“Yes.”
“I hope you were careful.”
“Of course. I told them I was on a walking tour. I dare say I shan’t see them again.”
“No. I don’t think you’d better.”
Something in Joan Gaunt’s voice annoyed her. It was quietly but harshly dictatorial, and Eve stiffened.
“I don’t think you need worry. I can look after my own affairs.”

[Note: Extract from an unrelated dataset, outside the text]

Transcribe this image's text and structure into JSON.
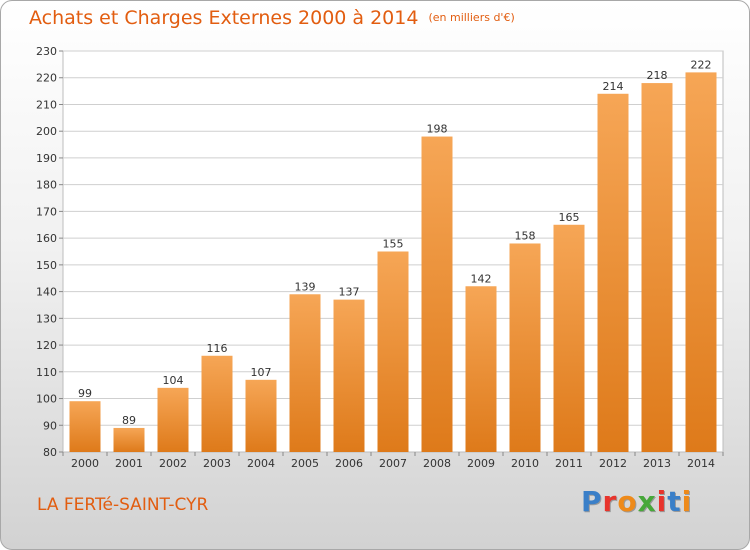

“Did you live in Basingford?”
“No. Out in the country.”
Lizzie Straker and Joan Gaunt exchanged glances. Something had happened to the woman in Eve, a something that was so patent and yet so mysterious that even these two fanatics noticed it and were puzzled. Had she looked into a mirror before entering the sitting-room, she would have been struck by a physical transfiguration of which she was for the moment unconscious. She had changed into a more spring-like and more sensitive study of herself. There was the indefinable suggestion of bloom upon fruit. Her face looked fuller, her skin more soft, her lips redder, her eyes brighter yet more elusive. She had been bathing in deep and magic waters and had emerged with a shy tenderness hovering about her mouth, and an air of sensuous radiance.
Supper was cleared away. The lamp was replaced on the table. Joan Gaunt brought out a note-book and her cypher-written itinerary. Lizzie Straker lit a cigarette.